McLaren: Mit Senna/Prost eine fast perfekte Saison
Senna stolpert über Schlesser
Seit 1950 zieht die Formel 1 Millionen von Fans in ihren Bann. In keinem anderen Sport liegen Triumph und Tragödie so dicht beisammen. Es gab aber auch immer wieder merkwürdige Momente im Grand-Prix-Sport, über die wir in einer losen Serie berichten.
Monza (Italien), 11. September 1988
Morgen Donnerstag präsentiert McLaren als zweiter Rennstall 2013 (nach Lotus) sein neues Fahrzeug. Wir sind überzeugt: McLaren wird ein Titelkandidat sein. Aber nur die grössten Optimisten unter den McLaren-Fans gehen davon aus, dass ihr Lieblingsrennstall alle Saisonrennen gewinnen wird (in England gibt es darauf bestimmt eine sensationelle Wettquote).
Doch genau das wäre 1988 um ein Haar passiert!
Die Kombination Ayrton Senna und Alain Prost fuhr damals mit dem McLaren MP4/4-Honda die Konkurrenz in Grund und Boden.
In Monza schied Alain Prost zwar aus, aber Senna führte mühelos, und alles sah nach dem 12. Sieg von McLaren im zwölften Saisonlauf aus.
Auf den Tribünen waren die Tifosi so gut wie verstummt: Zwei Runden vor Schluss lagen die Ferrari von Gerhard Berger und Michele Alboreto zwar auf den Rängen 2 und 3, aber weit hinten. Dabei hatten sich die italienischen Fans so auf eine würdige Leistung der Truppe aus Maranello gefreut – keine vier Wochen zuvor war der grosse Enzo Ferrari verstorben.
Senna kam dem Williams von Jean-Louis Schlesser näher. Der Franzose war für Nigel Mansell eingesprungen, der wegen Windpocken gar nicht erst angereist war. Senna rückte schnell auf, so schnell, dass Schlesser einen Moment lang zögerte. Das reichte, um den Bremspunkt zu verpassen und die Linie zu vermasseln. Senna zog aussen vorbei und stolperte dann über ein Rad des Williams – die Tifosi trauten ihren Augen nicht!

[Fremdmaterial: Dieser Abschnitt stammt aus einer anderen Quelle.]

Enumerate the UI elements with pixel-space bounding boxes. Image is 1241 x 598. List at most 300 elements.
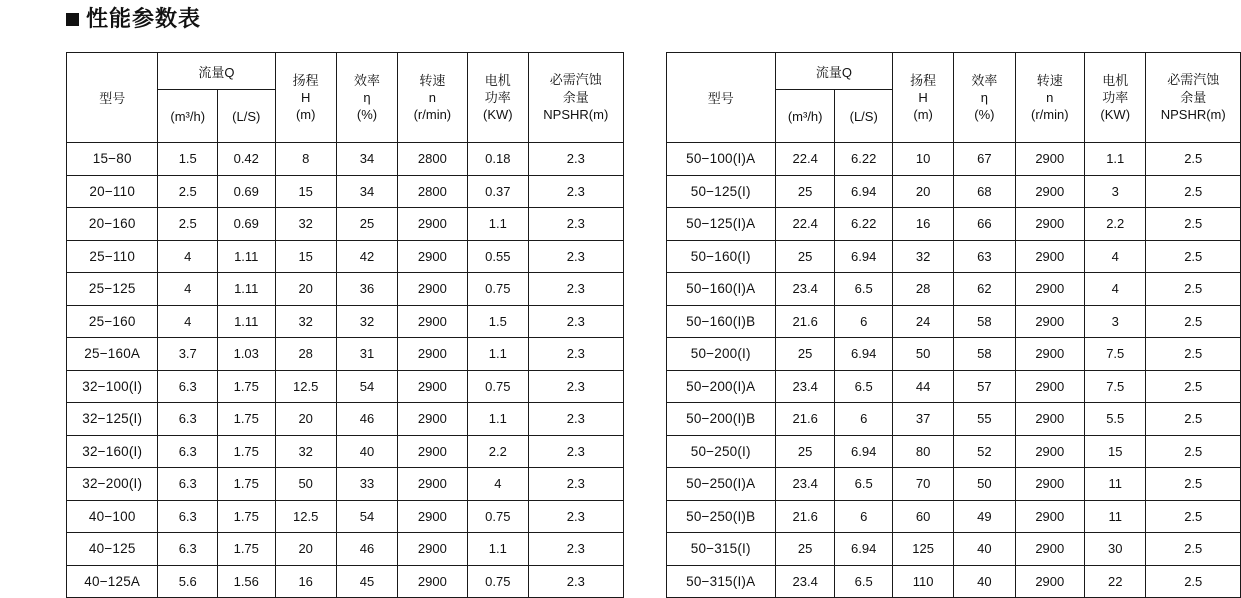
header-speed-line2: n [1046, 89, 1054, 105]
cell-power: 4 [1085, 240, 1146, 273]
cell-npsh: 2.5 [1146, 533, 1241, 566]
table-row [67, 273, 624, 306]
table-row [666, 240, 1240, 273]
cell-head: 50 [892, 338, 953, 371]
header-eff-line3: (%) [356, 107, 378, 123]
table-row [666, 500, 1240, 533]
cell-model: 20−160 [67, 208, 158, 241]
cell-flow-m3h: 21.6 [775, 403, 835, 436]
cell-head: 20 [892, 175, 953, 208]
cell-speed: 2900 [398, 273, 467, 306]
cell-efficiency: 68 [954, 175, 1015, 208]
header-head-line1: 扬程 [292, 72, 319, 88]
header-speed [1015, 53, 1084, 143]
cell-model: 50−200(I)A [666, 370, 775, 403]
cell-model: 25−125 [67, 273, 158, 306]
header-eff-line2: η [980, 89, 989, 105]
cell-speed: 2900 [1015, 240, 1084, 273]
cell-power: 1.1 [467, 403, 528, 436]
cell-model: 40−125 [67, 533, 158, 566]
cell-head: 20 [275, 533, 336, 566]
table-head [67, 53, 624, 143]
cell-model: 50−250(I)A [666, 468, 775, 501]
table-row [67, 403, 624, 436]
header-speed-line2: n [428, 89, 436, 105]
cell-flow-m3h: 25 [775, 240, 835, 273]
header-npsh-line3: NPSHR(m) [1160, 107, 1226, 123]
cell-npsh: 2.5 [1146, 370, 1241, 403]
cell-model: 50−315(I) [666, 533, 775, 566]
cell-speed: 2900 [1015, 305, 1084, 338]
cell-speed: 2900 [1015, 273, 1084, 306]
cell-flow-m3h: 3.7 [158, 338, 218, 371]
cell-power: 4 [1085, 273, 1146, 306]
cell-efficiency: 55 [954, 403, 1015, 436]
header-npsh-line2: 余量 [1180, 89, 1207, 105]
section-heading [66, 8, 201, 30]
cell-head: 28 [275, 338, 336, 371]
cell-speed: 2900 [398, 370, 467, 403]
cell-power: 1.1 [1085, 143, 1146, 176]
header-head-line2: H [300, 89, 311, 105]
cell-npsh: 2.3 [529, 175, 624, 208]
cell-flow-ls: 6 [835, 305, 893, 338]
cell-npsh: 2.5 [1146, 208, 1241, 241]
cell-head: 15 [275, 175, 336, 208]
cell-head: 32 [892, 240, 953, 273]
cell-power: 0.37 [467, 175, 528, 208]
table-row [67, 468, 624, 501]
cell-speed: 2900 [1015, 565, 1084, 598]
cell-npsh: 2.3 [529, 338, 624, 371]
table-row [666, 208, 1240, 241]
cell-efficiency: 67 [954, 143, 1015, 176]
header-npsh-line2: 余量 [562, 89, 589, 105]
cell-npsh: 2.5 [1146, 403, 1241, 436]
cell-flow-ls: 1.75 [218, 533, 275, 566]
table-row [666, 533, 1240, 566]
cell-head: 16 [275, 565, 336, 598]
cell-head: 70 [892, 468, 953, 501]
header-power-line1: 电机 [1102, 72, 1129, 88]
cell-npsh: 2.3 [529, 468, 624, 501]
header-power-line2: 功率 [1102, 89, 1129, 105]
cell-power: 3 [1085, 175, 1146, 208]
cell-efficiency: 36 [336, 273, 397, 306]
cell-efficiency: 40 [954, 533, 1015, 566]
cell-power: 2.2 [467, 435, 528, 468]
performance-table-left [66, 52, 624, 598]
cell-head: 125 [892, 533, 953, 566]
cell-power: 2.2 [1085, 208, 1146, 241]
cell-speed: 2900 [398, 338, 467, 371]
cell-efficiency: 63 [954, 240, 1015, 273]
cell-flow-ls: 1.75 [218, 403, 275, 436]
cell-power: 0.75 [467, 273, 528, 306]
header-speed-line1: 转速 [1036, 72, 1063, 88]
cell-head: 20 [275, 403, 336, 436]
cell-speed: 2800 [398, 143, 467, 176]
cell-npsh: 2.3 [529, 533, 624, 566]
header-row-1 [67, 53, 624, 90]
cell-model: 50−315(I)A [666, 565, 775, 598]
cell-model: 32−200(I) [67, 468, 158, 501]
cell-npsh: 2.5 [1146, 338, 1241, 371]
cell-power: 7.5 [1085, 338, 1146, 371]
header-eff-line1: 效率 [354, 72, 381, 88]
table-row [67, 240, 624, 273]
header-npsh-line3: NPSHR(m) [543, 107, 609, 123]
cell-flow-ls: 6 [835, 403, 893, 436]
table-row [666, 403, 1240, 436]
cell-flow-ls: 6.94 [835, 175, 893, 208]
cell-flow-ls: 1.75 [218, 468, 275, 501]
header-efficiency [954, 53, 1015, 143]
cell-flow-ls: 1.11 [218, 273, 275, 306]
cell-flow-ls: 1.03 [218, 338, 275, 371]
cell-head: 110 [892, 565, 953, 598]
cell-efficiency: 34 [336, 175, 397, 208]
table-row [67, 305, 624, 338]
cell-power: 1.5 [467, 305, 528, 338]
header-power-line1: 电机 [484, 72, 511, 88]
table-row [67, 208, 624, 241]
header-head [275, 53, 336, 143]
cell-head: 44 [892, 370, 953, 403]
cell-power: 7.5 [1085, 370, 1146, 403]
cell-head: 24 [892, 305, 953, 338]
cell-head: 32 [275, 208, 336, 241]
header-power [467, 53, 528, 143]
table-body-right [666, 143, 1240, 598]
cell-npsh: 2.5 [1146, 240, 1241, 273]
cell-npsh: 2.3 [529, 565, 624, 598]
cell-speed: 2900 [1015, 338, 1084, 371]
header-flow-group: 流量Q [775, 53, 892, 90]
cell-flow-m3h: 4 [158, 240, 218, 273]
cell-power: 0.18 [467, 143, 528, 176]
cell-flow-m3h: 22.4 [775, 143, 835, 176]
cell-speed: 2900 [1015, 533, 1084, 566]
cell-npsh: 2.5 [1146, 468, 1241, 501]
cell-speed: 2900 [1015, 435, 1084, 468]
cell-efficiency: 54 [336, 370, 397, 403]
header-head-line3: (m) [295, 107, 316, 123]
header-head [892, 53, 953, 143]
cell-head: 32 [275, 435, 336, 468]
header-flow-group: 流量Q [158, 53, 275, 90]
cell-npsh: 2.5 [1146, 435, 1241, 468]
cell-model: 50−125(I)A [666, 208, 775, 241]
cell-speed: 2900 [398, 435, 467, 468]
cell-flow-ls: 0.69 [218, 208, 275, 241]
cell-flow-m3h: 23.4 [775, 370, 835, 403]
table-row [666, 435, 1240, 468]
table-row [67, 338, 624, 371]
cell-model: 40−100 [67, 500, 158, 533]
cell-speed: 2900 [1015, 143, 1084, 176]
cell-flow-m3h: 6.3 [158, 468, 218, 501]
cell-head: 20 [275, 273, 336, 306]
header-speed-line1: 转速 [419, 72, 446, 88]
cell-flow-ls: 6.94 [835, 338, 893, 371]
cell-flow-m3h: 23.4 [775, 565, 835, 598]
cell-flow-m3h: 23.4 [775, 273, 835, 306]
page-title: 性能参数表 [86, 6, 202, 31]
cell-head: 50 [275, 468, 336, 501]
cell-model: 50−160(I) [666, 240, 775, 273]
header-eff-line2: η [363, 89, 371, 105]
cell-npsh: 2.3 [529, 273, 624, 306]
cell-flow-ls: 6.5 [835, 370, 893, 403]
cell-npsh: 2.3 [529, 370, 624, 403]
cell-efficiency: 54 [336, 500, 397, 533]
cell-flow-m3h: 21.6 [775, 305, 835, 338]
cell-flow-ls: 1.56 [218, 565, 275, 598]
cell-speed: 2900 [1015, 500, 1084, 533]
cell-npsh: 2.3 [529, 143, 624, 176]
cell-flow-ls: 6.94 [835, 435, 893, 468]
table-row [666, 305, 1240, 338]
cell-npsh: 2.5 [1146, 175, 1241, 208]
cell-power: 11 [1085, 468, 1146, 501]
cell-flow-ls: 1.11 [218, 240, 275, 273]
cell-head: 16 [892, 208, 953, 241]
cell-power: 1.1 [467, 208, 528, 241]
cell-flow-ls: 6.5 [835, 273, 893, 306]
cell-flow-m3h: 4 [158, 305, 218, 338]
cell-flow-m3h: 22.4 [775, 208, 835, 241]
header-flow-m3h: (m³/h) [775, 90, 835, 143]
cell-model: 32−160(I) [67, 435, 158, 468]
cell-npsh: 2.5 [1146, 500, 1241, 533]
cell-flow-ls: 6.22 [835, 143, 893, 176]
cell-head: 32 [275, 305, 336, 338]
cell-npsh: 2.3 [529, 305, 624, 338]
table-row [666, 468, 1240, 501]
cell-flow-m3h: 25 [775, 533, 835, 566]
cell-model: 20−110 [67, 175, 158, 208]
cell-efficiency: 31 [336, 338, 397, 371]
cell-flow-m3h: 6.3 [158, 370, 218, 403]
header-head-line1: 扬程 [910, 72, 937, 88]
cell-power: 11 [1085, 500, 1146, 533]
cell-flow-m3h: 5.6 [158, 565, 218, 598]
cell-flow-ls: 6.94 [835, 533, 893, 566]
cell-npsh: 2.5 [1146, 273, 1241, 306]
cell-flow-m3h: 4 [158, 273, 218, 306]
cell-flow-m3h: 6.3 [158, 403, 218, 436]
header-npsh-line1: 必需汽蚀 [549, 72, 602, 88]
header-head-line2: H [918, 89, 928, 105]
header-row-1 [666, 53, 1240, 90]
cell-npsh: 2.3 [529, 208, 624, 241]
cell-flow-ls: 1.75 [218, 500, 275, 533]
cell-speed: 2900 [1015, 175, 1084, 208]
cell-speed: 2900 [398, 240, 467, 273]
cell-npsh: 2.3 [529, 403, 624, 436]
cell-power: 5.5 [1085, 403, 1146, 436]
table-head [666, 53, 1240, 143]
cell-head: 10 [892, 143, 953, 176]
header-model: 型号 [67, 53, 158, 143]
header-eff-line3: (%) [974, 107, 995, 123]
header-efficiency [336, 53, 397, 143]
cell-speed: 2900 [398, 403, 467, 436]
cell-flow-ls: 0.42 [218, 143, 275, 176]
cell-flow-m3h: 1.5 [158, 143, 218, 176]
cell-head: 15 [275, 240, 336, 273]
table-row [666, 143, 1240, 176]
cell-power: 0.75 [467, 565, 528, 598]
header-speed-line3: (r/min) [413, 107, 452, 123]
header-power-line3: (KW) [483, 107, 513, 123]
cell-speed: 2900 [1015, 468, 1084, 501]
cell-model: 25−160A [67, 338, 158, 371]
tables-container [66, 52, 1241, 598]
header-power-line2: 功率 [484, 89, 511, 105]
header-speed-line3: (r/min) [1031, 107, 1069, 123]
cell-efficiency: 25 [336, 208, 397, 241]
cell-power: 1.1 [467, 533, 528, 566]
cell-flow-ls: 6.5 [835, 468, 893, 501]
cell-npsh: 2.5 [1146, 305, 1241, 338]
cell-npsh: 2.3 [529, 435, 624, 468]
cell-power: 4 [467, 468, 528, 501]
cell-efficiency: 33 [336, 468, 397, 501]
cell-model: 50−250(I) [666, 435, 775, 468]
cell-model: 50−250(I)B [666, 500, 775, 533]
table-row [666, 338, 1240, 371]
header-flow-ls: (L/S) [218, 90, 275, 143]
cell-speed: 2900 [398, 500, 467, 533]
cell-speed: 2800 [398, 175, 467, 208]
cell-power: 0.75 [467, 370, 528, 403]
cell-model: 40−125A [67, 565, 158, 598]
cell-flow-m3h: 2.5 [158, 175, 218, 208]
table-row [67, 565, 624, 598]
cell-flow-ls: 1.11 [218, 305, 275, 338]
cell-flow-ls: 0.69 [218, 175, 275, 208]
cell-head: 60 [892, 500, 953, 533]
cell-power: 0.55 [467, 240, 528, 273]
cell-efficiency: 66 [954, 208, 1015, 241]
cell-speed: 2900 [398, 533, 467, 566]
cell-flow-m3h: 25 [775, 435, 835, 468]
square-marker-icon [66, 13, 79, 26]
header-npsh [529, 53, 624, 143]
cell-flow-m3h: 25 [775, 175, 835, 208]
cell-head: 8 [275, 143, 336, 176]
cell-model: 32−125(I) [67, 403, 158, 436]
cell-speed: 2900 [398, 565, 467, 598]
cell-flow-m3h: 6.3 [158, 500, 218, 533]
cell-flow-ls: 1.75 [218, 435, 275, 468]
cell-flow-m3h: 6.3 [158, 435, 218, 468]
cell-efficiency: 40 [954, 565, 1015, 598]
cell-efficiency: 32 [336, 305, 397, 338]
table-row [666, 175, 1240, 208]
cell-efficiency: 52 [954, 435, 1015, 468]
header-flow-m3h: (m³/h) [158, 90, 218, 143]
table-body-left [67, 143, 624, 598]
cell-flow-m3h: 25 [775, 338, 835, 371]
cell-model: 50−160(I)B [666, 305, 775, 338]
header-speed [398, 53, 467, 143]
cell-power: 30 [1085, 533, 1146, 566]
table-row [67, 533, 624, 566]
header-npsh [1146, 53, 1241, 143]
header-model: 型号 [666, 53, 775, 143]
cell-efficiency: 40 [336, 435, 397, 468]
header-head-line3: (m) [913, 107, 933, 123]
table-row [67, 143, 624, 176]
cell-head: 12.5 [275, 370, 336, 403]
cell-model: 25−110 [67, 240, 158, 273]
table-row [666, 565, 1240, 598]
header-npsh-line1: 必需汽蚀 [1167, 72, 1220, 88]
cell-model: 50−200(I) [666, 338, 775, 371]
cell-power: 0.75 [467, 500, 528, 533]
header-flow-ls: (L/S) [835, 90, 893, 143]
header-power [1085, 53, 1146, 143]
cell-model: 50−200(I)B [666, 403, 775, 436]
cell-model: 32−100(I) [67, 370, 158, 403]
cell-model: 50−125(I) [666, 175, 775, 208]
cell-flow-m3h: 23.4 [775, 468, 835, 501]
table-row [67, 435, 624, 468]
cell-npsh: 2.5 [1146, 143, 1241, 176]
cell-speed: 2900 [398, 468, 467, 501]
cell-efficiency: 46 [336, 533, 397, 566]
cell-flow-m3h: 6.3 [158, 533, 218, 566]
cell-speed: 2900 [1015, 370, 1084, 403]
header-power-line3: (KW) [1100, 107, 1131, 123]
cell-efficiency: 58 [954, 338, 1015, 371]
cell-flow-ls: 6.22 [835, 208, 893, 241]
table-row [67, 370, 624, 403]
cell-flow-ls: 1.75 [218, 370, 275, 403]
cell-speed: 2900 [1015, 208, 1084, 241]
cell-efficiency: 58 [954, 305, 1015, 338]
cell-model: 50−160(I)A [666, 273, 775, 306]
cell-efficiency: 57 [954, 370, 1015, 403]
cell-flow-m3h: 2.5 [158, 208, 218, 241]
cell-head: 12.5 [275, 500, 336, 533]
cell-model: 15−80 [67, 143, 158, 176]
cell-head: 80 [892, 435, 953, 468]
cell-power: 22 [1085, 565, 1146, 598]
cell-power: 1.1 [467, 338, 528, 371]
header-eff-line1: 效率 [971, 72, 998, 88]
performance-table-right [666, 52, 1241, 598]
cell-efficiency: 45 [336, 565, 397, 598]
cell-efficiency: 49 [954, 500, 1015, 533]
cell-efficiency: 34 [336, 143, 397, 176]
cell-efficiency: 46 [336, 403, 397, 436]
table-row [666, 273, 1240, 306]
cell-efficiency: 42 [336, 240, 397, 273]
cell-efficiency: 50 [954, 468, 1015, 501]
cell-power: 3 [1085, 305, 1146, 338]
cell-model: 50−100(I)A [666, 143, 775, 176]
cell-flow-ls: 6.5 [835, 565, 893, 598]
cell-speed: 2900 [398, 208, 467, 241]
table-row [67, 500, 624, 533]
cell-head: 37 [892, 403, 953, 436]
cell-flow-ls: 6.94 [835, 240, 893, 273]
cell-power: 15 [1085, 435, 1146, 468]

Keine 120 Sekunden später kreuzten die Ferrari zu einem unerwarteten Doppelsieg die Zillinie. Die Begeisterung war grenzenlos.

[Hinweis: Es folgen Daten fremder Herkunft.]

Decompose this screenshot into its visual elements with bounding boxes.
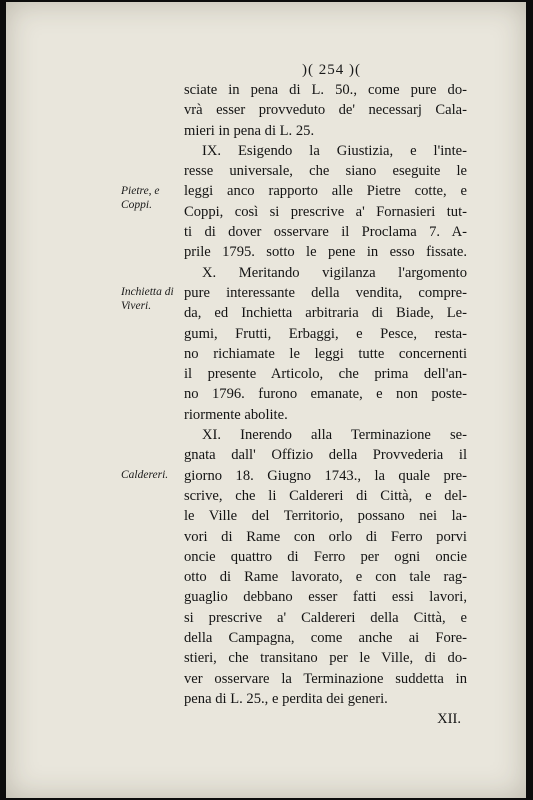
- text-line: Coppi, così si prescrive a' Fornasieri tut-: [184, 203, 467, 220]
- text-line: vori di Rame con orlo di Ferro porvi: [184, 528, 467, 545]
- text-line: le Ville del Territorio, possano nei la-: [184, 508, 467, 525]
- text-line: no richiamate le leggi tutte concernenti: [184, 345, 467, 362]
- text-line: sciate in pena di L. 50., come pure do-: [184, 82, 467, 98]
- text-line: oncie quattro di Ferro per ogni oncie: [184, 548, 467, 565]
- text-line: scrive, che li Caldereri di Città, e del-: [184, 487, 467, 504]
- margin-note: Inchietta di Viveri.: [121, 286, 174, 312]
- text-line: da, ed Inchietta arbitraria di Biade, Le-: [184, 305, 467, 322]
- text-line: gumi, Frutti, Erbaggi, e Pesce, resta-: [184, 325, 467, 342]
- text-line: il presente Articolo, che prima dell'an-: [184, 366, 467, 383]
- text-line: prile 1795. sotto le pene in esso fissate.: [184, 244, 467, 261]
- text-line: riormente abolite.: [184, 406, 288, 423]
- text-line: resse universale, che siano eseguite le: [184, 163, 467, 180]
- text-line: guaglio debbano esser fatti essi lavori,: [184, 589, 467, 606]
- text-line: si prescrive a' Caldereri della Città, e: [184, 609, 467, 626]
- text-line: XI. Inerendo alla Terminazione se-: [202, 427, 467, 444]
- text-line: ver osservare la Terminazione suddetta in: [184, 670, 467, 687]
- text-line: leggi anco rapporto alle Pietre cotte, e: [184, 183, 467, 200]
- margin-note: Caldereri.: [121, 468, 169, 481]
- text-line: ti di dover osservare il Proclama 7. A-: [184, 224, 467, 241]
- body-text: [184, 80, 467, 730]
- text-line: della Campagna, come anche ai Fore-: [184, 630, 467, 647]
- text-line: otto di Rame lavorato, e con tale rag-: [184, 569, 467, 586]
- text-line: IX. Esigendo la Giustizia, e l'inte-: [202, 142, 467, 159]
- text-line: stieri, che transitano per le Ville, di do-: [184, 650, 467, 667]
- text-line: pena di L. 25., e perdita dei generi.: [184, 690, 388, 707]
- text-line: mieri in pena di L. 25.: [184, 122, 315, 139]
- text-line: no 1796. furono emanate, e non poste-: [184, 386, 467, 403]
- text-line: vrà esser provveduto de' necessarj Cala-: [184, 102, 467, 119]
- text-line: pure interessante della vendita, compre-: [184, 284, 467, 301]
- text-line: gnata dall' Offizio della Provvederia il: [184, 447, 467, 464]
- book-page: [6, 2, 526, 798]
- text-line: XII.: [437, 711, 461, 728]
- text-line: X. Meritando vigilanza l'argomento: [202, 264, 467, 281]
- page-number: )( 254 )(: [302, 62, 361, 78]
- margin-note: Pietre, e Coppi.: [121, 184, 160, 211]
- text-line: giorno 18. Giugno 1743., la quale pre-: [184, 467, 467, 484]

Schlesser erinnert sich: «Ich hätte vor dem Rennen den Williams testen sollen. Aber eine Terminkollision kam dazwischen. Also war es nun dreizehn Monate her, dass ich in einem Formel-1-Renner gesessen hatte. Die Autos hatten sich verändert. Aber das soll keine Ausrede sein. Nach dem Rennen habe ich mit Ayrton gesprochen. Er war erstaunlich entspannt – denn er wusste, dass ich so viel Raum wie möglich gelassen hatte. Aber in Luft auflösen konnte ich mich schliesslich auch nicht. Jedenfalls war ich am Ende der Saison heilfroh, dass Ayrton Weltmeister wurde. Sonst hätte es vielleicht auf immer geheissen: Jo Schlesser kostete Senna den Titel.»
Zwei Wochen später stellt McLaren den Normalzustand wieder her: Sieg für Prost.
Aber die Chance war dahin: 16 WM-Läufe, sämtliche Siege für einen einzelnen Rennstall, das wird es in der modernen Formel-1-WM wohl nie geben. Nur Ferrari kam dem britischen Erzrivalen halbwegs nahe – mit je 15 Siegen 2002 und 2004, allerdings aus 17 bzw. 18 Rennen.